MacStudio ARM M1 Max Qemu//Pegasos2 AmigaOs4.1 FE / AmigaOne x5000/40 AmigaOs4.1 FE
Clib4 version 1 is backward compatible. We bumped to version 2 because a change in crtbegin.o that has broken the compatibility. Version 2.1 will be backward compatible with version 2.0
Clib4 version 1 is backward compatible. We bumped to version 2 because a change in crtbegin.o that has broken the compatibility. Version 2.1 will be backward compatible with version 2.0
A IMHO better option, you might consider for further incompatible updates, would have been using a library name like clib4_2.library instead of using the same library name as the incompatible clib4 1.x clib4.library. That way users could have both versions installed and use all clib4 software, the ones built with 1.x as well as the ones built with clib4 2.x, without having to wait for all developers who used clib4 1.x to recompile their software with clib4 2.x.

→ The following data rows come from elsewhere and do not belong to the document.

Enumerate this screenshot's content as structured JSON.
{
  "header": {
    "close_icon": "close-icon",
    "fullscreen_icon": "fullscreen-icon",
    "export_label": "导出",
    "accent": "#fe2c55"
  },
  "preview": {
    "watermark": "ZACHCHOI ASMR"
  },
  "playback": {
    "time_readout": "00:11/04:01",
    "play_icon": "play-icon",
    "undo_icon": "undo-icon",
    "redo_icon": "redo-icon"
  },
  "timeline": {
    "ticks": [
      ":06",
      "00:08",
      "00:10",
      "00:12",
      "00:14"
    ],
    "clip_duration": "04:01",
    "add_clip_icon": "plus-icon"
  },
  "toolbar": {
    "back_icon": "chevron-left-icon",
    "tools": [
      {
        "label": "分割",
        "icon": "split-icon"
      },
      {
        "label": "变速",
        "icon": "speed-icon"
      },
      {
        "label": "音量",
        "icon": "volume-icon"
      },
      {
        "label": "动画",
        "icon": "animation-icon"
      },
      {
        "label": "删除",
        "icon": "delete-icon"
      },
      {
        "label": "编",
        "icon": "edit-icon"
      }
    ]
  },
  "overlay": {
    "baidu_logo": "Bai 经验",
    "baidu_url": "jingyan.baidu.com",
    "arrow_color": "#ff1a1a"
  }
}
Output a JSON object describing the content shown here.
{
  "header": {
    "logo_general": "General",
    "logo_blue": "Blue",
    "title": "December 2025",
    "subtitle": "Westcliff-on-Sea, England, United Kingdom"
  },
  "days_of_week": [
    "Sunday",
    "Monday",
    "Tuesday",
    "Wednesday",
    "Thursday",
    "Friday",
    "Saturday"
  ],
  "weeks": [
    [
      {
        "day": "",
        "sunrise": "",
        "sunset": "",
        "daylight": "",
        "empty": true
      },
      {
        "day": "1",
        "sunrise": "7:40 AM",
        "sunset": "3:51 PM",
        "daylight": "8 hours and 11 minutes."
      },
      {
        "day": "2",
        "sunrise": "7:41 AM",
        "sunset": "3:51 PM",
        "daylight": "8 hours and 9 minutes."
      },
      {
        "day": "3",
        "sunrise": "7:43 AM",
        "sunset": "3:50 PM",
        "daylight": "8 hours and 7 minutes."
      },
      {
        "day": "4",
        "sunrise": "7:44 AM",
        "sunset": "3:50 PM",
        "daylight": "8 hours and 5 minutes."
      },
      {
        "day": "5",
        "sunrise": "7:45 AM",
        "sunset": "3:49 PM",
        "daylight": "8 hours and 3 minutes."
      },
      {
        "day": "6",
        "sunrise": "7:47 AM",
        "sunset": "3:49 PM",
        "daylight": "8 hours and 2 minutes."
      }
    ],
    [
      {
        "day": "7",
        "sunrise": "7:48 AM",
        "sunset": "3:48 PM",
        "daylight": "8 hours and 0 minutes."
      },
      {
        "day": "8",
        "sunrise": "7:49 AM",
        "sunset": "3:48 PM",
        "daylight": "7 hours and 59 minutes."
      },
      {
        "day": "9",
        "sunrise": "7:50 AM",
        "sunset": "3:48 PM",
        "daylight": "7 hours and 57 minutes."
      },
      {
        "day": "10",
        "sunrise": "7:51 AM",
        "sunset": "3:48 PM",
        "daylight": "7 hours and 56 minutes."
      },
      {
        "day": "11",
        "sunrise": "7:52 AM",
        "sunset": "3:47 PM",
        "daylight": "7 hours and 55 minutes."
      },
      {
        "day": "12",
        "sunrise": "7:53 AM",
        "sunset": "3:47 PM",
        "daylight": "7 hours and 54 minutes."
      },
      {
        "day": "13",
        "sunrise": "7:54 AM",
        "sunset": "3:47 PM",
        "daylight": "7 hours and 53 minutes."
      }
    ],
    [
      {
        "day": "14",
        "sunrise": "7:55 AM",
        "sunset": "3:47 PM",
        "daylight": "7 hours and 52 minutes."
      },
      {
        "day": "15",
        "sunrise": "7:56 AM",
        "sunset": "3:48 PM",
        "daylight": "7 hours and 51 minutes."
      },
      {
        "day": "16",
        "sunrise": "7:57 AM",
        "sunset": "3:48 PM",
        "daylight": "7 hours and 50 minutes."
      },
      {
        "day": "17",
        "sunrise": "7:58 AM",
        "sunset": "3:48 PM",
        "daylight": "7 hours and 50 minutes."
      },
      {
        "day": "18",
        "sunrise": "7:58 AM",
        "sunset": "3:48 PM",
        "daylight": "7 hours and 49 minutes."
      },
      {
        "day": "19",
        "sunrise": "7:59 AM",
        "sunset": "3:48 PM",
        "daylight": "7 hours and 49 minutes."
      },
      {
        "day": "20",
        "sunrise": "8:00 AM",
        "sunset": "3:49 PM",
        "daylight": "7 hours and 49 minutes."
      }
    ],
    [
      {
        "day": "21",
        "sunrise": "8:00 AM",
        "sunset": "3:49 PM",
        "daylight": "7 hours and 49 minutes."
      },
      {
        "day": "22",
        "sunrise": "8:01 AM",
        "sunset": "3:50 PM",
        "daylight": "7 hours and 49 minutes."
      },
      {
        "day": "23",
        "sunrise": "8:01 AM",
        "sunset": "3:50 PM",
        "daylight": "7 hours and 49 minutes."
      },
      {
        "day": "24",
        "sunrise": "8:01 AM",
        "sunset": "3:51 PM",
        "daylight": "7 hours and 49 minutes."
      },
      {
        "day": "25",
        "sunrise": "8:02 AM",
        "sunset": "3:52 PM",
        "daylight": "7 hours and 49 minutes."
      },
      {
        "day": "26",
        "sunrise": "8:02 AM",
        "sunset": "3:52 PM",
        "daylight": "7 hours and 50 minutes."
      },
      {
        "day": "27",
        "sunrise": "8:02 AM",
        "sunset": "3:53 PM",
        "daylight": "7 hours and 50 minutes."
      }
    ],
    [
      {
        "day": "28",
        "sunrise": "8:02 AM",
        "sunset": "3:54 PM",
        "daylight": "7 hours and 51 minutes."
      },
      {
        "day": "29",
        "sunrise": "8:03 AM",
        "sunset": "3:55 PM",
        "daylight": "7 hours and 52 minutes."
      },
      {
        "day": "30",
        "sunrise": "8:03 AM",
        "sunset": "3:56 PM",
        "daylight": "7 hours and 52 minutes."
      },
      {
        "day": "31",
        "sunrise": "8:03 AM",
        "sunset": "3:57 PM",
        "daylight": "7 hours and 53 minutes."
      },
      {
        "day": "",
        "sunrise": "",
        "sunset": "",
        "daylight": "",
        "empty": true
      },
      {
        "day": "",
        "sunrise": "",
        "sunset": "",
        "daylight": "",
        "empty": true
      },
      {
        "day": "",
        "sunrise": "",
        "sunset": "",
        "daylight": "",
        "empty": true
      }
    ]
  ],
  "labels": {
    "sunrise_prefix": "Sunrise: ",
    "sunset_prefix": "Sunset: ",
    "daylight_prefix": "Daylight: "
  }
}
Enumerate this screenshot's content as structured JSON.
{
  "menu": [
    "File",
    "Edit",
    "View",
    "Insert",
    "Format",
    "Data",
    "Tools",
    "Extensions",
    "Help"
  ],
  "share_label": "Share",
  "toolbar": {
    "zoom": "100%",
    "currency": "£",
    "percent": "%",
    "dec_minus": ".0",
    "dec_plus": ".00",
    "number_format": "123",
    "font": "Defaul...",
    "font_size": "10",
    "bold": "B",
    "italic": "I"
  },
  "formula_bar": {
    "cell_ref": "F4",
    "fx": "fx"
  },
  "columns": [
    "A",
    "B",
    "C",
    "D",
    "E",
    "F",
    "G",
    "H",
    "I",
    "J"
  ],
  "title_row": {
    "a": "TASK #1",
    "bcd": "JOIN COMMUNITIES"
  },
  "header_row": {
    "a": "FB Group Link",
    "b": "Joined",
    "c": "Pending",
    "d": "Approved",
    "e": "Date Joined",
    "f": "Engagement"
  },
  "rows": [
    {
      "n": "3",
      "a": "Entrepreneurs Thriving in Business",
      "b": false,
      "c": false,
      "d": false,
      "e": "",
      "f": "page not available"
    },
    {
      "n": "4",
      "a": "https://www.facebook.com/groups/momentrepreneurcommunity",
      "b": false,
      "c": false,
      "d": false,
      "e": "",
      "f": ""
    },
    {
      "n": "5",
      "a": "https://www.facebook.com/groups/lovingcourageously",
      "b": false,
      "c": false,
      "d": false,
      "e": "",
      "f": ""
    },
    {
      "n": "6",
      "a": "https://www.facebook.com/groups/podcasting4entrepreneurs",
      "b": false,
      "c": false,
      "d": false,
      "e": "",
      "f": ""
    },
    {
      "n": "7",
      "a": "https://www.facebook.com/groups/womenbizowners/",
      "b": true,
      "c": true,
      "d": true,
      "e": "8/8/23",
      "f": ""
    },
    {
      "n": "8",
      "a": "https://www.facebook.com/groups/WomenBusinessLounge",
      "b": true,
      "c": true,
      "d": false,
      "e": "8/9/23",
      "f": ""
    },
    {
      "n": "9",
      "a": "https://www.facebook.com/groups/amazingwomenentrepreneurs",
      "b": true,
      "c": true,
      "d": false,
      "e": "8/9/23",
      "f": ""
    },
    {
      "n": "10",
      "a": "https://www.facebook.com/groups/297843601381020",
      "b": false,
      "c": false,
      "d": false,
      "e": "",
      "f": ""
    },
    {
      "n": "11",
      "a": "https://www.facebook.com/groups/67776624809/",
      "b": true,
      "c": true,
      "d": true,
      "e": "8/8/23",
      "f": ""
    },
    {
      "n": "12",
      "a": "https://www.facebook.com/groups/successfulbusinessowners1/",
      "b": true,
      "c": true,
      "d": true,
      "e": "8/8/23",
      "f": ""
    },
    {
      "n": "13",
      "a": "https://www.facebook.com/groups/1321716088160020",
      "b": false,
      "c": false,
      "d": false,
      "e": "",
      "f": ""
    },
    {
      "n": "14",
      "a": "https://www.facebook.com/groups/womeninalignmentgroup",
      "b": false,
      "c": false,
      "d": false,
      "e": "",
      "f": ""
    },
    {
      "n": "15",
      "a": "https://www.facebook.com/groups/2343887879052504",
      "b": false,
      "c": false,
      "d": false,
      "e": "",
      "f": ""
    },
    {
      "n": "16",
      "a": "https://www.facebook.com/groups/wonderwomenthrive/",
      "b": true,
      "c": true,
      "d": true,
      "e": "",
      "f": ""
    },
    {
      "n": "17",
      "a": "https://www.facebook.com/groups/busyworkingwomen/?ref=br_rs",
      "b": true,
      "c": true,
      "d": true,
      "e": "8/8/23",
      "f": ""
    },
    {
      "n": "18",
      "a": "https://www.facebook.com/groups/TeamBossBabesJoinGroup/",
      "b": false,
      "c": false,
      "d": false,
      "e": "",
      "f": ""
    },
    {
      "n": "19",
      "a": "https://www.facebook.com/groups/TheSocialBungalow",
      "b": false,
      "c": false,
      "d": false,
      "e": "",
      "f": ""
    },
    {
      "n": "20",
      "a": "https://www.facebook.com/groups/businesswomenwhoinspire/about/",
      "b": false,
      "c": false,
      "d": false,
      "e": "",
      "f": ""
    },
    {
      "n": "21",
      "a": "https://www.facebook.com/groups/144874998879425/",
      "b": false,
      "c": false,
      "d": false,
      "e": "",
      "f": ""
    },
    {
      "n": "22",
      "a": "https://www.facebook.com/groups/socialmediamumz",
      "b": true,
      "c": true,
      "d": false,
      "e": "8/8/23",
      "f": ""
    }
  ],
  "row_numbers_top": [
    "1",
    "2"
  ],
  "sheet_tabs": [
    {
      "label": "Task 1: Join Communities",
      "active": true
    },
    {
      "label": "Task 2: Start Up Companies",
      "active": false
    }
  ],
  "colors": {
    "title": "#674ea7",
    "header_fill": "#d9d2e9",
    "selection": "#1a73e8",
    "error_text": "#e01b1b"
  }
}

In case I'd ever update the AmigaOS newlib port the new version would be, for obvious reasons, incompatible to the current ones and I'd use something like newlib4.library(.kmod) or newlib_4.4.library(.kmod) for it.
A IMHO better option, you might consider for further incompatible updates, would have been using a library name like clib4_2.library instead of using the same library name as the incompatible clib4 1.x clib4.library. That way users could have both versions installed and use all clib4 software, the ones built with 1.x as well as the ones built with clib4 2.x, without having to wait for all developers who used clib4 1.x to recompile their software with clib4 2.x.
That's a good idea, as it prevents an older clib4, e.g. 1.6, from being overwritten by a new, incompatible version 2, and we remain backward compatible.
MacStudio ARM M1 Max Qemu//Pegasos2 AmigaOs4.1 FE / AmigaOne x5000/40 AmigaOs4.1 FE
clib4 except for few programs was used by almost anyone except me.. That's why we decided to bump to version 2. I think that we'll be no other breaking versions at least in crtbegin. In any case the UnLock error wasn't an incompatibility between version but an error on clib4 for some reasons wasn't show on clib4 1.6.. OS4 mysteries..
Not possible on AmigaOS, we only have 2 numbers. Especially for libraries, devices, etc., in which the two uint16 Version and Revison numbers are taken from the embedded struct Resident and struct Library/Device and not from a parsed $VER: string. But even for example for executables, docs, includes, etc. in which there only is the $VER: string using something like 1.2.3 would be a very bad idea as it fails with everything parsing the string (C:Version, AmiUpdate, ...) according to the AmigaOS $VER: standard.
Edit: The wiki article is incomplete, at least for AmigaOS 4.x. It's "$VER: <name> <version>.<revision> (<dd>.<mm>.<yyyy>) <comment>" with <comment> being an unparsed string displayed as is by C:Version FULL which can contain anything, often used for copyright notes. Using something like
$VER: foobar 1.515 (24.8.2025) 1.2.3
(revision 515 = 2<<8 + 3) would be an option.
Edited by joerg on 2025/8/24 15:59:41 Edited by joerg on 2025/8/24 16:03:49 Edited by joerg on 2025/8/24 16:04:40
Another incompatibility is the fact that in Amiga versioning, neither the version nor the revision is ever 0. Both start at 1 - the first version or revision.